Football at the Design Museum: from George Best’s boots to the secret of a winning kit

The football referee’s whistle was first designed by the Acme company in Birmingham in 1884. And, apart from the fact it is louder now to enable it to rise above the roaring brouhaha of the modern game, in scale, size and materials it hasn’t changed at all since then. Not one jot: the ones Acme supplies to today’s officials have remained shaped as they always were. Which makes the referee’s parping mechanism the only thing associated with the game that hasn’t – across the 150 years of its organised history – altered beyond all recognition. 

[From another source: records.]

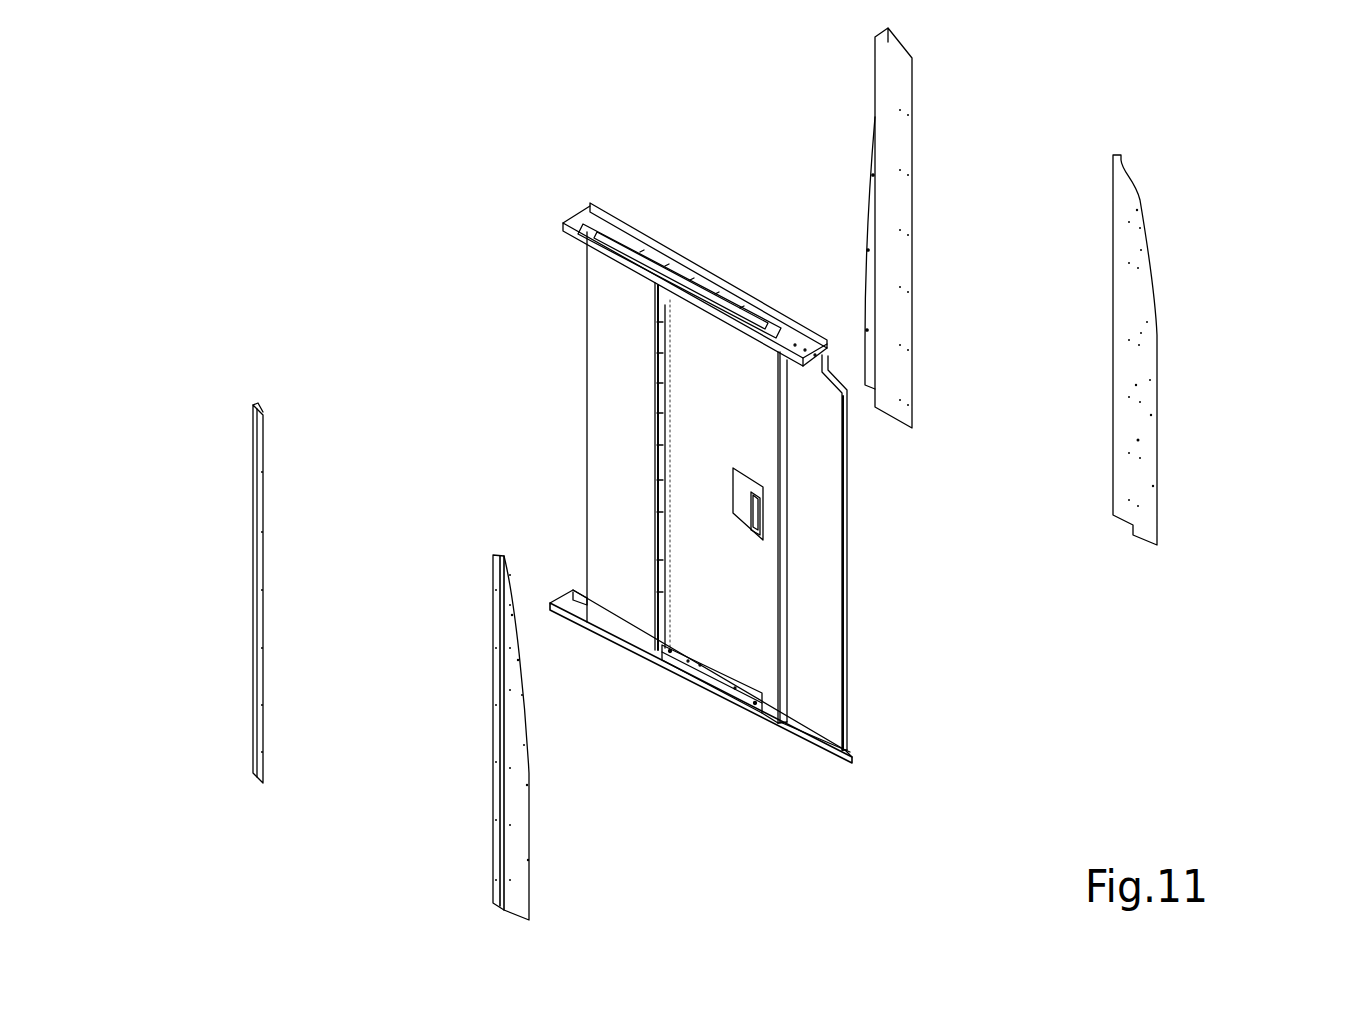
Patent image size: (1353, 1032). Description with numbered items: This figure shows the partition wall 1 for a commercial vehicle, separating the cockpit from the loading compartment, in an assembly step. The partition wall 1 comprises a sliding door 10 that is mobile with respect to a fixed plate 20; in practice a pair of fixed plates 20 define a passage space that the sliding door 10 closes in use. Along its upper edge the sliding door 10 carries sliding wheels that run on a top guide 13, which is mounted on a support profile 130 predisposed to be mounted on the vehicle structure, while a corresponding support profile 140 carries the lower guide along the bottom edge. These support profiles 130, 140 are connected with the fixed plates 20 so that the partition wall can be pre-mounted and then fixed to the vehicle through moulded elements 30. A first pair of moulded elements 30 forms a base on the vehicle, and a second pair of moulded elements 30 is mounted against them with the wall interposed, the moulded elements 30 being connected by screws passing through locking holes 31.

The partition wall 1 is at (565, 303).
The sliding door 10 is at (755, 577).
The top guide 13 is at (657, 266).
The support profile 130 is at (627, 206).
The support profile 140 is at (834, 778).
The fixed plate 20 is at (828, 669).
The moulded element 30 is at (885, 87).
The locking hole 31 is at (1152, 335).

As this comprehensive new exhibition suggests, from boots to playing kit, from stadia to computer games, everything else has undergone a constant style revolution. Which is a bit of a shame. It would be fun watching a modern Premier League team come out in the pinstriped jodhpurs worn by the Harrow Footers team in 1871 that can be seen in one of the many historical pictures on the gallery walls. 

Borrowing more than 150 objects from the National Football Museum in Manchester, and blending them with pieces sourced from across the globe, Football: Designing the Beautiful Game tells the story of how design has not only influenced the sport, but how the sport has influenced wider design. Not least the turnstile. The exhibition has one of the originals from Wembley Stadium, installed in 1923 to count the crowd and ensure everyone paid. It is a system first pioneered there in steel and wood which – albeit modernised, upgraded and packed with complex electronics – is still used to filter numbers everywhere from the London Underground to Heathrow airport. 

What becomes clear as you head round the exhibition is that design serves multiple functions in the game. There is the practical – making the ball easier to kick, or giving the crowd a decent view from the stands, or making the pitch actually playable. Or ensuring the boots are less galumphing. Two of George Best’s boots – the first pair he ever owned, given to him as a Christmas present in around 1958 – look like workmen’s clod-hoppers, although the design aspect that makes them interesting is the writing on the sides, applied by Best in whitener, recording the names of various teams and the number of goals he scored against them in the boots. 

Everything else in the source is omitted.